Vincent Glowinski ne pouvait rêver de plus bel espace pour exposer ses œuvres.

La salle du Musée du Botanique exhibe toujours son squelette de métal boulonné qui rappelle l’ambiance du Muséum national d’histoire naturelle de Paris, matrice créatrice de l’artiste.

Avant de coloniser la salle de l’ancien jardin Botanique, les créatures squelettiques de l’artiste pirataient les murs aveugles de la capitale, signées par le graffeur sans visage Bonom. La grande surprise, c’est de voir les œuvres Vincent Glowinski côtoyer celles d’Agnès Debizet, sa mère. Sous les ailes d’un ptérodactyle rouge (en hommage à Tardi) en guise d’ange gardien, un théâtre de formes où la mère et le fils font dialoguer leurs œuvres.

Une transmission invisible

La proximité qui s’en dégage relève de l’évidence, tant elles se complètent. Vincent Glowinski affirme n’avoir jamais été influencé par le travail de sa mère, c’est tout juste s’il parle d’une « transmission invisible, indicible, inconsciente et pourtant infiniment intégrée ». Ce qui les rapproche tous deux, c’est qu’ils nous plongent dans un monde loin du nôtre. Dans un autre temps, un autre espace. Elle crée des céramiques organiques, primitives et maternelles. Elle aime le symbole de l’œuf, les formes larvaires et les successions évolutives. Il assemble des squelettes de grands animaux cousus dans du cuir parchemin. Il s’intéresse aux squelettes comme à la vie à rebours, la fin de la vie est certainement le début d’autre chose. Dans l’univers des deux artistes, rien ne se perd rien ne se crée.

Planète lointaine
Totems troués, créatures fossilisées répondent aux os paraffinés. L’atmosphère est celle d’une science fiction libertaire comme on pouvait en voir dans le film
La planète sauvage de René Laloux et Topor ou dans certains dessins de Moebius. Sur cette planète lointaine, les vertèbres du fils succèdent aux œufs de la mère. Les œuvres se mêlent. Les arbres en cuir de l’un moulés sur les arbres sculptures en céramique de l’autre. .

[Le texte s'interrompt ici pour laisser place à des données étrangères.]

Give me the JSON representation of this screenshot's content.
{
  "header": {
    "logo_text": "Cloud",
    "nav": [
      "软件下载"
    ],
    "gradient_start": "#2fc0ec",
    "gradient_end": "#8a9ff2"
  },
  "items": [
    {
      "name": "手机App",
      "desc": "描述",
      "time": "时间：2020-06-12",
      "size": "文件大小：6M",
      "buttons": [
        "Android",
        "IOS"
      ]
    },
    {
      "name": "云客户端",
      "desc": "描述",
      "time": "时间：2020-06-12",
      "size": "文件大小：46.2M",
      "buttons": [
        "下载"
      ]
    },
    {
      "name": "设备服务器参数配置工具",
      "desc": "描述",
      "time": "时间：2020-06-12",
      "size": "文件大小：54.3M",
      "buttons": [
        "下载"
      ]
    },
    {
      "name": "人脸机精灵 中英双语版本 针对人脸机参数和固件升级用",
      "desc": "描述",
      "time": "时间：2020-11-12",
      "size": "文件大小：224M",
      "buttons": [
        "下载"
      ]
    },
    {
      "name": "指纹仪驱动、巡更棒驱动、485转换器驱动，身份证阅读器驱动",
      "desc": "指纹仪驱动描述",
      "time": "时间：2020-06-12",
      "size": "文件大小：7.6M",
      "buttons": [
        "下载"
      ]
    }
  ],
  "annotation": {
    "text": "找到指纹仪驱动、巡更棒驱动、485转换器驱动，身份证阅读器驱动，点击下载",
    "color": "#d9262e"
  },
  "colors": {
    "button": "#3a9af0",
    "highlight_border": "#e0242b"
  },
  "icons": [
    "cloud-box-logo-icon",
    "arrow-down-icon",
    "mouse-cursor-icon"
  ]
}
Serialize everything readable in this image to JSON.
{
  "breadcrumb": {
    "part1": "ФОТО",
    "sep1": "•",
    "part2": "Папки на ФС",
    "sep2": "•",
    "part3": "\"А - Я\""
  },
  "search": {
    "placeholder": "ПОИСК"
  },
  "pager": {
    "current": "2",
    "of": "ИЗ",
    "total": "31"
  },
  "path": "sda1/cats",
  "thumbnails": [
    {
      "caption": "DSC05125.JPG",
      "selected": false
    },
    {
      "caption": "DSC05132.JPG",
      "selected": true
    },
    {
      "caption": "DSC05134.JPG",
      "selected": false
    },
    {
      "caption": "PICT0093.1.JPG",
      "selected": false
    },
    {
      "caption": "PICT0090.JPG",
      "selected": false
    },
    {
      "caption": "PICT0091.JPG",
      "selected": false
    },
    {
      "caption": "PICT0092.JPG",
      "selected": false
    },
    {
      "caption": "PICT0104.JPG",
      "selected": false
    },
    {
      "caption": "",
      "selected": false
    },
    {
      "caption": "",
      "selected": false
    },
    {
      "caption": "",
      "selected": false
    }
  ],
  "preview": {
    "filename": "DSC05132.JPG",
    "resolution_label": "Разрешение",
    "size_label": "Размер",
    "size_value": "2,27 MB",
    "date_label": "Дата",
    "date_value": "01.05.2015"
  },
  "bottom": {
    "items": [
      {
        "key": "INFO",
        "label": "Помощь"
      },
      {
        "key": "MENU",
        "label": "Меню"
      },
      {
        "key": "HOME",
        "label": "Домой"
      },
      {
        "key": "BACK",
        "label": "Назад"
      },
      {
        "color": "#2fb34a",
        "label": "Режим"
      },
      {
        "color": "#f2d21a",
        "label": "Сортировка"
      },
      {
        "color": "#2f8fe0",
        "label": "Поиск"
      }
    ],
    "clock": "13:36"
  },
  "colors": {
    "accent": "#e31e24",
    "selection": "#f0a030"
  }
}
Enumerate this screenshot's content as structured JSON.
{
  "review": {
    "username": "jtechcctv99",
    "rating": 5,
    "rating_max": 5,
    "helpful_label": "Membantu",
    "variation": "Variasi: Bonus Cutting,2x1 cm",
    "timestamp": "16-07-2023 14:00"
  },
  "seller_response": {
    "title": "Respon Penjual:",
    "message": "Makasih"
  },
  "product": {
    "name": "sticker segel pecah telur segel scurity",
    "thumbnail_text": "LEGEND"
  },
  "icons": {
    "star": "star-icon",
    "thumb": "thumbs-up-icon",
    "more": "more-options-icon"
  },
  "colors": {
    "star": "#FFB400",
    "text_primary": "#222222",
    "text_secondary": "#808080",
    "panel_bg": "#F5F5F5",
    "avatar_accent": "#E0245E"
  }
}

Avec sa série de grands dessins à la sanguine, on sent Vincent Glowinski explorer d’autres formes, d’autres matières. Le trait est brut et rageur. La suite de dessins semble opérer un zoom troublant dans une fente de chair pour y révéler un univers intérieur palpitant de vie. On sent l’artiste chercher, tâtonner. Il n’en restera pas là.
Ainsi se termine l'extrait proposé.